Hello folks 👋
Another week has come and passed. It means that it is time for another article, yay!
Do you remember the article about Fenwick tree? If don’t then, please, revisit it before starting with this one.
During that article I mentioned an interesting data structure called Segment Tree. Unfortunately, I did not share any details about it.
Note: also, there is another interesting data structure that can help us to achieve t_he same result. This data structure is called Segment Tree but this talk is out of the scope of the current article._
A fish called Fenwick tree
So, I am hurry to fix this issue. Let me talk about Segment Tree today.
Until we start to discuss the data structure I would like to introduce the problem. We have an array of integers and we want to perform 2 types of operations as fast as possible:
- Update value at some index
- Query sum on some interval [start, finish]
So it turned out that we can query some intervals for O(lg n) by representing them as a tree.
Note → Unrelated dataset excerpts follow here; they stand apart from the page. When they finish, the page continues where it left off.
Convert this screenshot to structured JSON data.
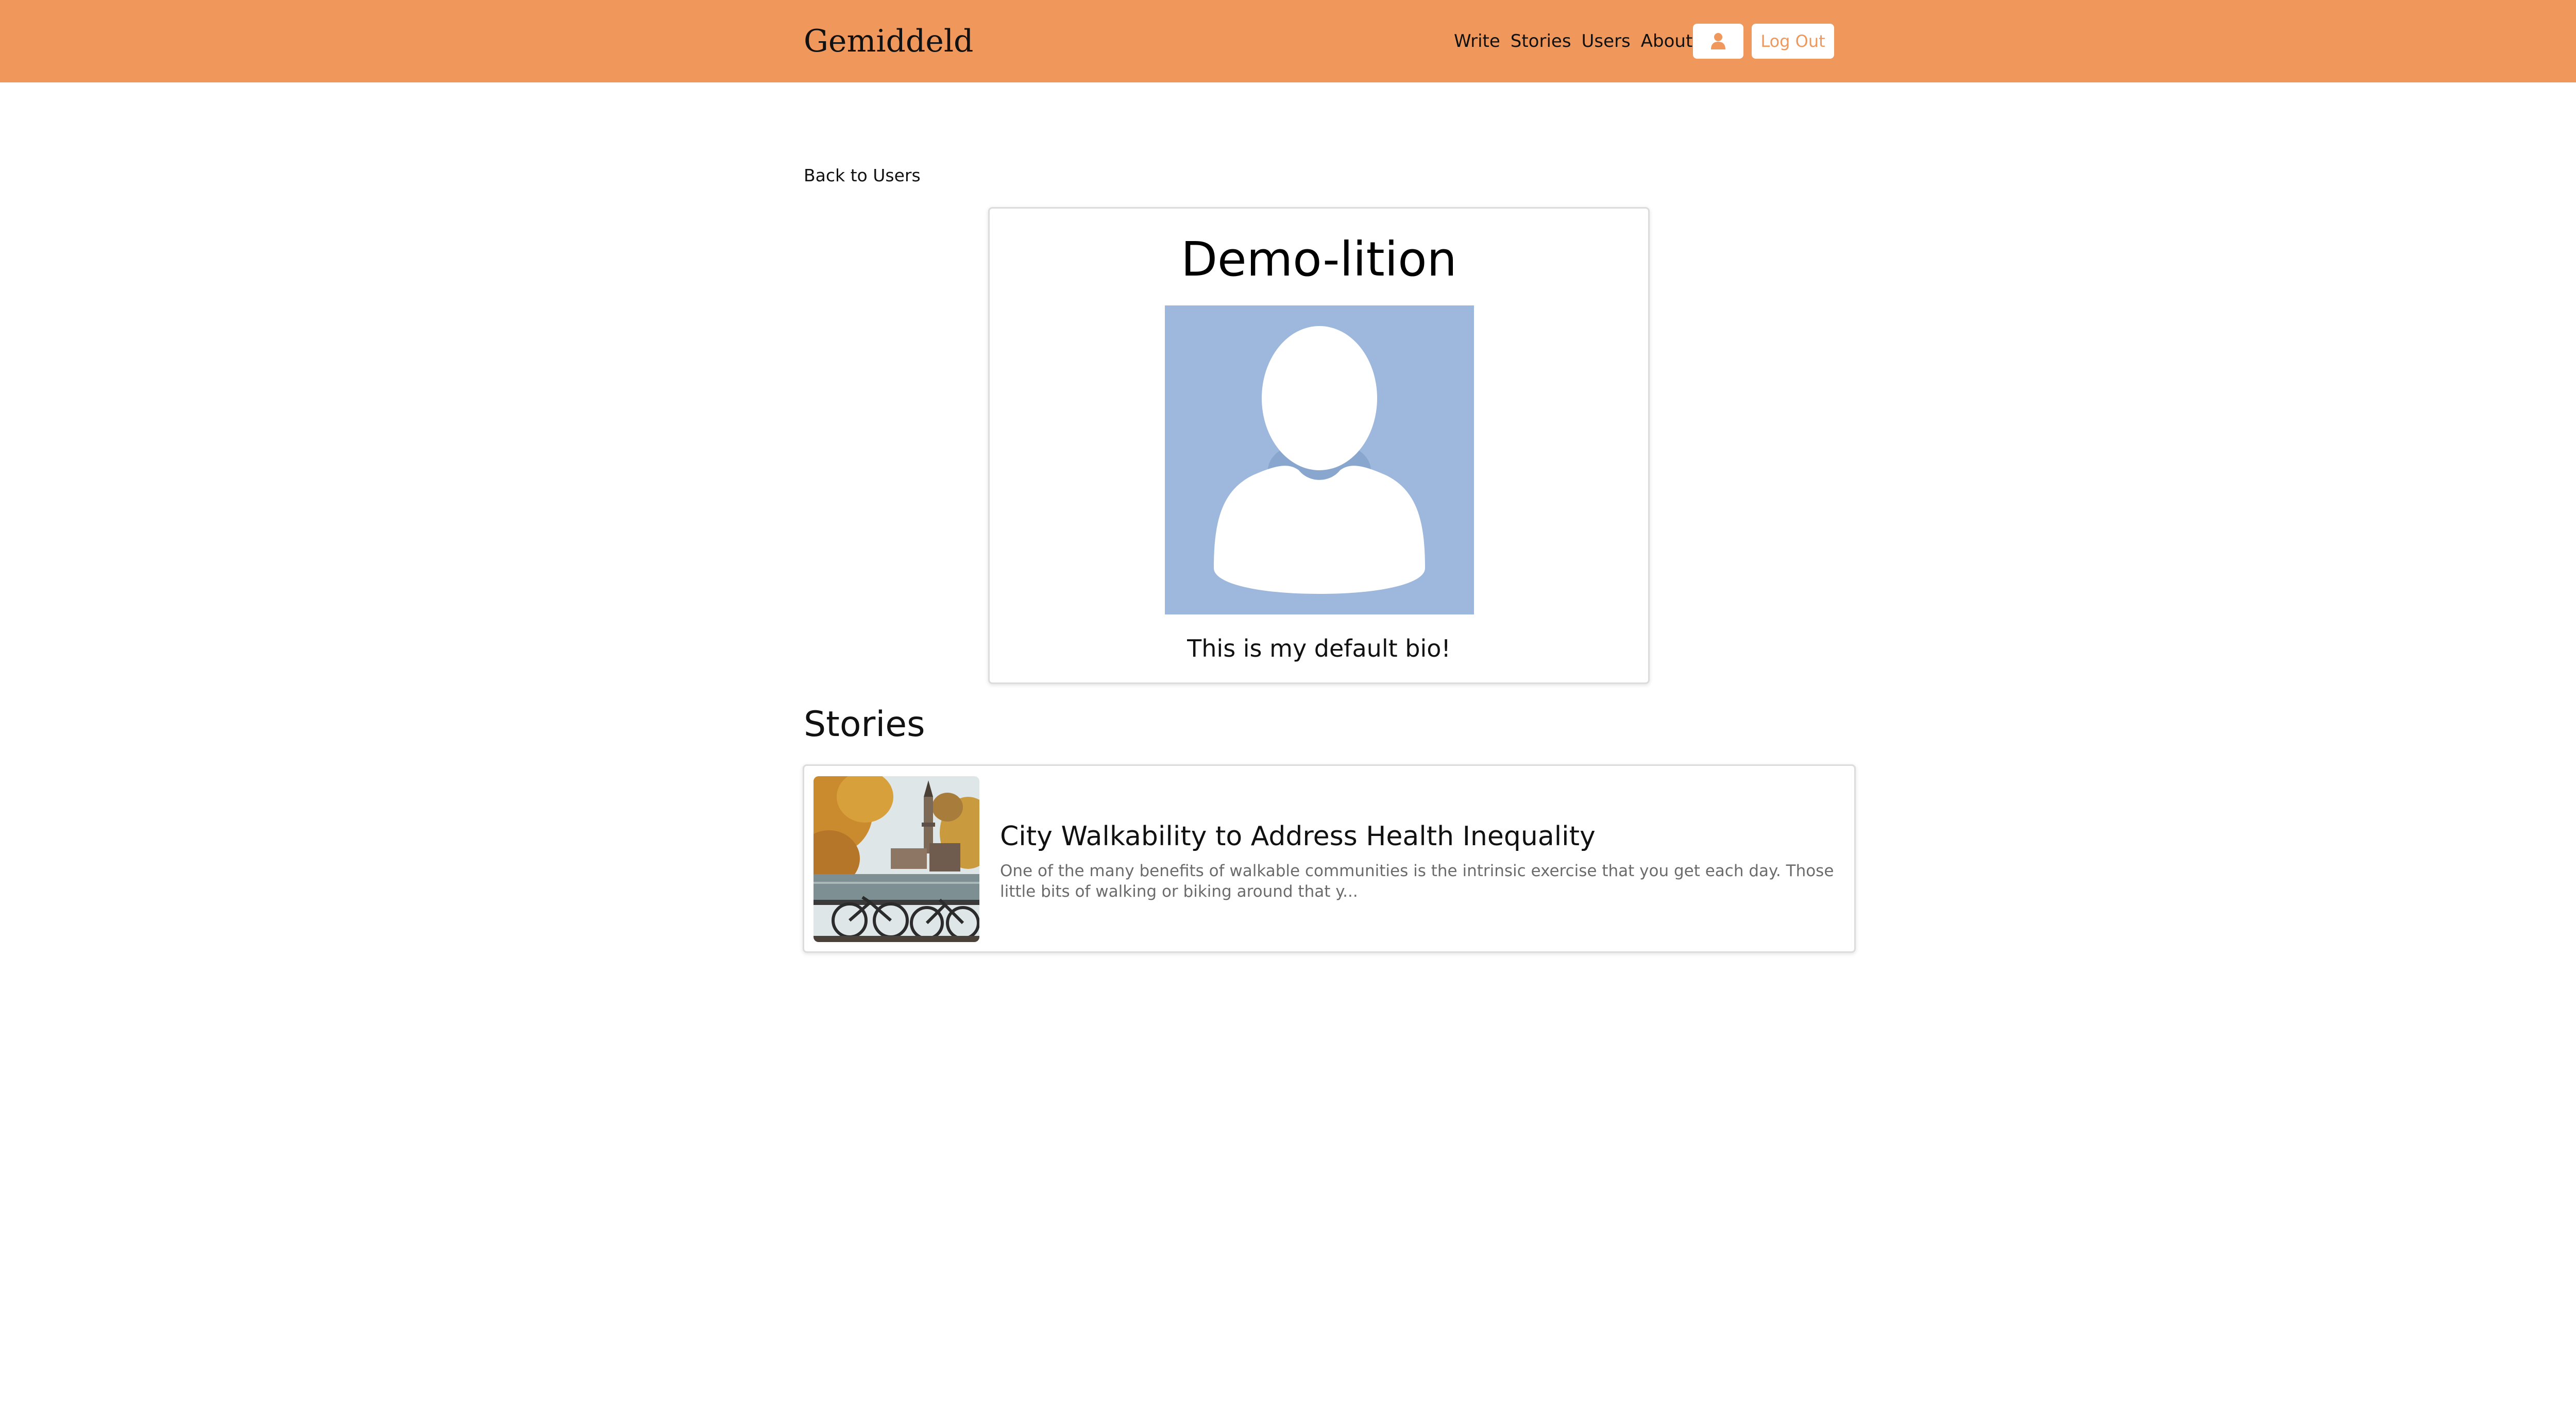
{
  "nav": {
    "brand": "Gemiddeld",
    "links": [
      "Write",
      "Stories",
      "Users",
      "About"
    ],
    "profile_icon": "user-icon",
    "logout_label": "Log Out"
  },
  "back_link": "Back to Users",
  "profile": {
    "name": "Demo-lition",
    "avatar_icon": "default-avatar-silhouette",
    "bio": "This is my default bio!"
  },
  "stories_heading": "Stories",
  "stories": [
    {
      "title": "City Walkability to Address Health Inequality",
      "excerpt": "One of the many benefits of walkable communities is the intrinsic exercise that you get each day. Those little bits of walking or biking around that y..."
    }
  ],
  "colors": {
    "accent": "#f0975b",
    "avatar_bg": "#9db8dc",
    "muted_text": "#6b6b6b"
  }
}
And that is how Segment Tree works.
Representation
Imagine we have an array like the array below:
We want to group elements in pairs and calculate the sum of those elements. That is how we create next level of elements within the tree. We want to repeat this operation until we have a level of only one element.
You can see the image of the tree for the given array:
How can we store this data structure?
Ideally, we can use an array! We need an array twice bigger than the original array, i.e. an array with the length of 2n where n is the length of the original one. Then we can place the tree level by level from left to right into this array. We will skip the first element of the array (with index 0) and will consider this element as a dummy node.
Why did we place the tree in exact this way? This structure gives us a few useful tricks for every element in this array:
- for ith element the indexes of its two children are 2i and 2i+1
- the parent of ith element is at the index floor(i / 2)
You example of representation is given below:
∅ - dummy node
Wow! That looks pretty easy, doesn’t it?
Let’s move on and take a look on how we can update and query data to solve the problem from the beginning of the article.
Operations
To update we need to update the element itself and all the nodes that contain this element in their sums. We already know that we grouped elements in pairs and parents consist of sums of children. Moreover, we constructed the tree that way the original elements are located at the last level of the segment tree. So they are leafs and we need to traverse all parents of our leaf.
Therefore, we need start from the leaf and go up until we meet the root. Leafs are located in the right half of the array that represents the tree, and we can calculate the parent of every node by dividing its index by 2.
The final code for this operation is quite straightforward:
void add(int index, int diff) {
int i = index + array.length;
tree[i] += diff;
for (int j = i / 2; j >= 1; j /= 2) {
tree[j] = tree[2 * j] + tree[2 * j + 1];
}
}
Query operation is a little bit more trickier. We need to keep track of left and right bounds of the interval and if we are currently on the edge of some interval we should exit this interval and add it to the sum. Sounds a bit confusing, right. Let me explain it.
- For the left pointer the edge is every element with an odd index, as odd indexes are the ends of intervals.So we need to sum the value of the end of the interval and exit by increasing the left pointer.
- For the right pointer the edge is every element with an even index, as even indexes are the beginnings of intervals.
After exiting the edges of the interval we should move one level up (to do that we need to move to the parents of both pointers by dividing their values by 2). That is why if we will not exit those intervals we will go level upper and accidentally take extra elements in the resulting value.
This is the code for the proposed algorithm:
int get(int from, int to) {
int left = from + array.length;
int right = to + array.length;
int sum = 0;
while (left <= right) {
if (left % 2 == 1) {
sum += tree[left];
left++;
}
if (right % 2 == 0) {
sum += tree[right];
right--;
}
left /= 2;
right /= 2;
}
return sum;
}
Finally, let’s estimate the complexity:
| Method | Estimation |
|---|---|
| finding sum | O(lg n) |
| updating value by index | O(lg n) |
Hooray! That is it folks. Traditionally, you can find the full implementation with tests at our repository.
Good luck and see you soon!
PS: You can try to solve the problems that we recommended in the article about Fenwick tree using Segment tree this time.